Pour venir à la prison de Beauvais, Ingrid, 35 ans, a mis « une petite heure en voiture ». Debout devant l'accueil, sous un soleil de plomb, elle attend patiemment qu'on l'appelle pour retrouver son conjoint, « à travers le masque et le Plexiglas ». Dans le sac de linge propre qu'elle a apporté, cette mère de famille a glissé quelques photos récentes de son enfant.

« Comme ça, il peut voir comment son fils grandit, souffle-t-elle. Il a eu 3 ans et à cet âge, ça change tout le temps. » Un geste devenu habituel désormais. Au centre pénitentiaire de Beauvais, les enfants ne sont toujours pas admis au parloir.

Depuis la fin du confinement, une seule personne est autorisée dans ces lieux qui permettent aux visiteurs de retrouver leurs proches incarcérés. « Ce n'était jamais arrivé auparavant que mon fils passe autant de temps sans voir son père. Normalement, il vient toutes les semaines, depuis qu'il a 2 mois. Et là, plus rien, complète-t-elle. Je lui parle tout le temps de son père, pour ne pas qu'il l'oublie. »

Une décision prise avec les autorités sanitaires

Une exception dans la région, assure-t-on à l'association Relais enfants parents incarcérés Hauts-de-France : « Les visites étaient suspendues pendant le confinement, mais un peu partout dans les établissements pénitentiaires, les enfants peuvent de nouveau rentrer pour voir leur père ou leur mère. » Ainsi, dans l'Oise, la prison de Liancourt a rouvert ses portes aux enfants.
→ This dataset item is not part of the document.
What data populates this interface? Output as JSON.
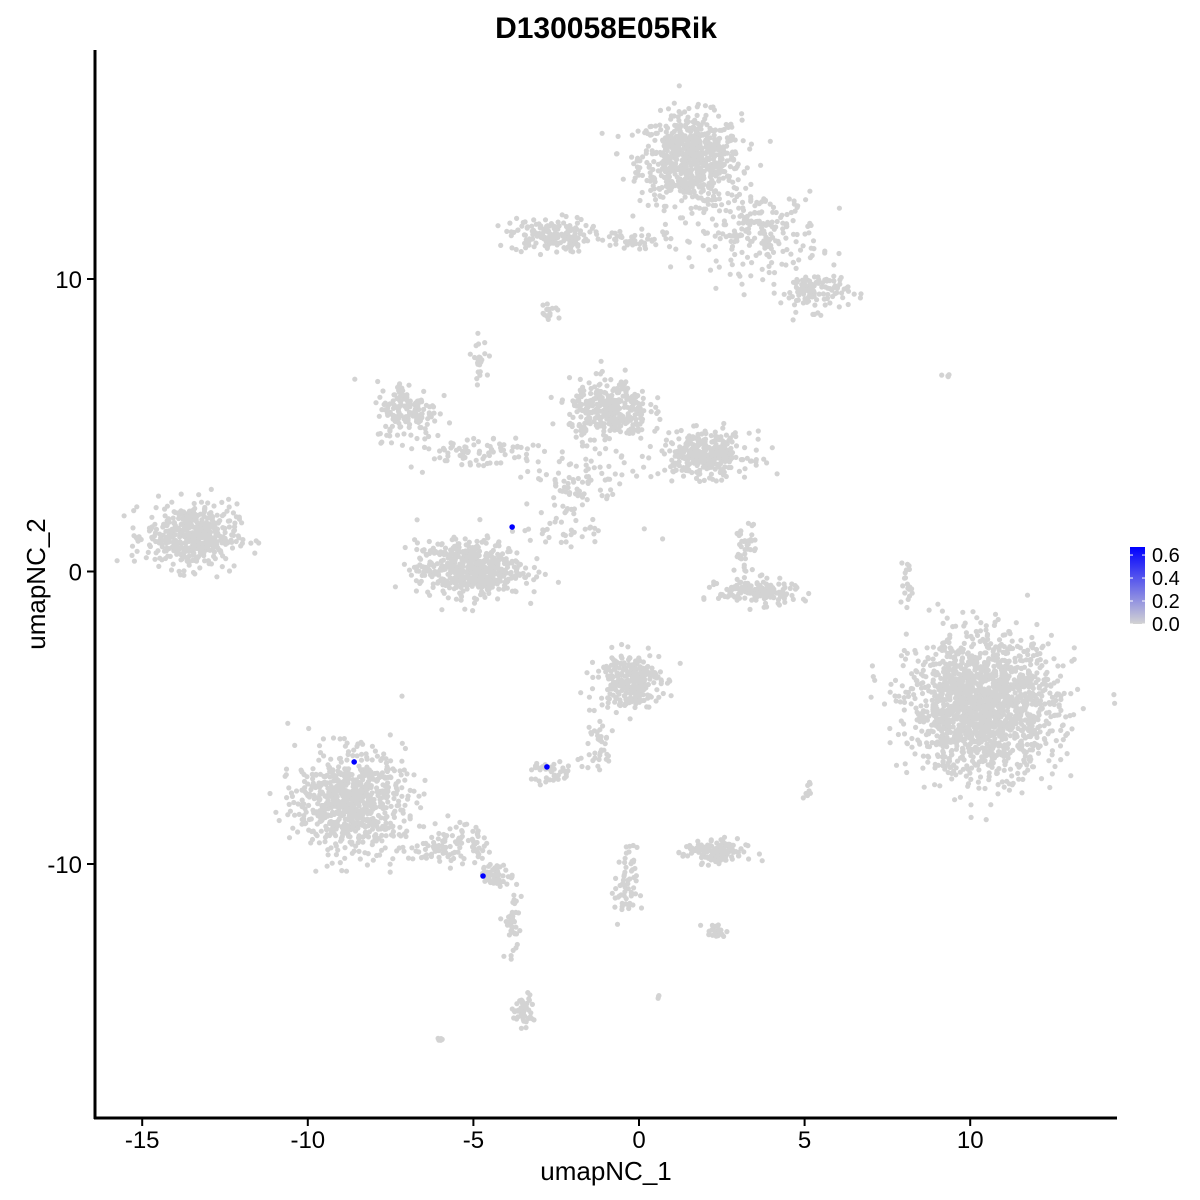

De son côté, la Direction interrégionale des services pénitentiaires (DISP) des Hauts-de-France indique que cette mesure a été « prise en accord avec les autorités sanitaires » pour lutter contre la pandémie de Covid-19. Et éviter ainsi tout éventuel cluster… À Beauvais, sont ainsi incarcérées près de 600 personnes, dont une soixantaine de femmes.

« Compte tenu de la sensibilité de certains publics, avec notamment la présence d'une nurserie, cet établissement a souhaité maintenir cette protection », poursuit la DISP, rappelant que les Unités de vie familiale (UVF), ces petits appartements qui réunissent proches et personnes incarcérées, ont été rétablis.

Une garde des enfants compliquée

Mais cette restriction fait gronder les proches de personnes détenues. « Ma fille a commencé à marcher, elle dit ses premiers mots et son père a loupé tout ça », témoigne Sophie*. Cela fait maintenant huit mois que sa fille de presque 2 ans n'a pas vu son père.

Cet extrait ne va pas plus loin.